During the study, the algorithm classified most patients as low risk, while those identified as high risk had a nearly 9-fold increased probability of post-operative mortality. This novel approach has the potential to significantly improve clinicians’ ability to predict patient outcomes, enabling more informed decisions regarding surgical interventions.

Current clinical risk prediction tools have limitations, and doctors often rely on guidelines from medical societies to assess individual risk. The AI model provides a better understanding of risk by utilizing a commonly obtained diagnostic test, the ECG, which can inform important medical decisions.

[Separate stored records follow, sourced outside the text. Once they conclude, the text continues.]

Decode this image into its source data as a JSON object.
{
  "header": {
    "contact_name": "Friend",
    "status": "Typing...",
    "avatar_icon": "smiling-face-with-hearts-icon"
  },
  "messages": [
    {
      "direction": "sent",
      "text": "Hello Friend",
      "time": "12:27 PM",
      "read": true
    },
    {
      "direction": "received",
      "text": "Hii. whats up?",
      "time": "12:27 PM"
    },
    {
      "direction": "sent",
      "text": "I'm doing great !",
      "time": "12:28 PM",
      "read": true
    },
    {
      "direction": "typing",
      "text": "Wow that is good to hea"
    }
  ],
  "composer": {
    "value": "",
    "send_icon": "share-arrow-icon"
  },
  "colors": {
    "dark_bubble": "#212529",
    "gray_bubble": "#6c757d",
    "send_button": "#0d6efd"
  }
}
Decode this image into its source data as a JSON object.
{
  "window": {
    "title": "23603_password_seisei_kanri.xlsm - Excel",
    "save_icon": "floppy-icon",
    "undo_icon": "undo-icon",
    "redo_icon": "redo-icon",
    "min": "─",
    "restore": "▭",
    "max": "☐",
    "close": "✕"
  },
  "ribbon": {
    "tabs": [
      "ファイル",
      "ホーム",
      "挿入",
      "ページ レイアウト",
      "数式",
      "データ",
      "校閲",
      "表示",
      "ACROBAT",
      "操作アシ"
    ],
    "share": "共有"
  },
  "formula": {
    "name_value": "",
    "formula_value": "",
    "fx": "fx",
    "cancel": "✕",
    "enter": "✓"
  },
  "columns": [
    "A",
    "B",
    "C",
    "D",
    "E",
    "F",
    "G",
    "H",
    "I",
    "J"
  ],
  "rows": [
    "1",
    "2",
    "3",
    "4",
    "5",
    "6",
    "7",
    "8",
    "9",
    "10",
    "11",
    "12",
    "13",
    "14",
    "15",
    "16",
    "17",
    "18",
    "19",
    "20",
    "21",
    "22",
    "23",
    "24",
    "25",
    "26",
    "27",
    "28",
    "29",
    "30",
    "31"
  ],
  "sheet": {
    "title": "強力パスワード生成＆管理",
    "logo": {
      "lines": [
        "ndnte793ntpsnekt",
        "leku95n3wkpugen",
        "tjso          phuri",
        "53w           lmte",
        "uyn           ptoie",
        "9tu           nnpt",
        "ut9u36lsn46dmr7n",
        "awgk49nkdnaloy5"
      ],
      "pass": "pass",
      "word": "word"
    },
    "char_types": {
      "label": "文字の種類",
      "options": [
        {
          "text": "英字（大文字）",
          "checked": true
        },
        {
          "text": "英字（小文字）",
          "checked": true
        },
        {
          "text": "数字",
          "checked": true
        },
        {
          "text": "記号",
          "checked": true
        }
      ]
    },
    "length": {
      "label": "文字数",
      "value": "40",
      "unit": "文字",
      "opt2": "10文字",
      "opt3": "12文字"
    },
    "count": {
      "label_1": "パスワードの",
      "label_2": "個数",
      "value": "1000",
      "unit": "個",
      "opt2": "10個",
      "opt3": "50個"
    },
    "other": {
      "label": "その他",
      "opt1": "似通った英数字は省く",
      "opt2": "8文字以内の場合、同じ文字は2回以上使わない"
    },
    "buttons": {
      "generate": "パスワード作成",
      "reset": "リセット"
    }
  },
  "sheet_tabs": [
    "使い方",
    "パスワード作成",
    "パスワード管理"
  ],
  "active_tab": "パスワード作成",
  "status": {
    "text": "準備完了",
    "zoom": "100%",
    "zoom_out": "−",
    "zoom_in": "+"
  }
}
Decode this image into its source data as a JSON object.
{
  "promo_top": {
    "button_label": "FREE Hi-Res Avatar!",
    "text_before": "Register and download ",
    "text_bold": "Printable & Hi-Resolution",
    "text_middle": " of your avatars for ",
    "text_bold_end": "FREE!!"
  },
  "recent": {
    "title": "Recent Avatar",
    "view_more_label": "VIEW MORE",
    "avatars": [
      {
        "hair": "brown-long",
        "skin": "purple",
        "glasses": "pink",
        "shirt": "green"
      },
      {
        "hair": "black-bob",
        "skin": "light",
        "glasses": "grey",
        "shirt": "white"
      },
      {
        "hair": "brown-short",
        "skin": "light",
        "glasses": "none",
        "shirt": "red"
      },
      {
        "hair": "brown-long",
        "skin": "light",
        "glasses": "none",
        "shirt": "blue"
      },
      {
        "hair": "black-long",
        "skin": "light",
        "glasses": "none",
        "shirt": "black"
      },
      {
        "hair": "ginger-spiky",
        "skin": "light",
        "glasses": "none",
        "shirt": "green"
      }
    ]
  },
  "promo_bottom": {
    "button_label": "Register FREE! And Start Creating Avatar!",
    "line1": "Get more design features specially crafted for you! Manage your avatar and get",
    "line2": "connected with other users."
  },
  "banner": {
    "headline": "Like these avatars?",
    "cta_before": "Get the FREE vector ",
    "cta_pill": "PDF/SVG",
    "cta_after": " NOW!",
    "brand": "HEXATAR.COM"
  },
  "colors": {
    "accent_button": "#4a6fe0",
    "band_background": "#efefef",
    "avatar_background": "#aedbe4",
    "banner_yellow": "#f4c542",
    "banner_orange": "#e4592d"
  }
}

Dr. Christine M. Albert, chair of the Department of Cardiology in the Smidt Heart Institute, emphasizes the importance of accurately assessing risk in cardiology procedures. She states, “A better understanding of risk, particularly by using a commonly obtained diagnostic test, can inform important medical decisions.”

The research team is currently exploring the development of a web application that would make the AI algorithm widely accessible to physicians and patients. This would further enhance the integration of AI in healthcare and potentially improve patient outcomes.

Source:

Journal reference:

Ouyang, D., et al. (2023). Electrocardiographic deep learning for predicting post-procedural mortality: a model development and validation study. The Lancet Digital Health. doi.org/10.1016/s2589-7500(23)00220-0.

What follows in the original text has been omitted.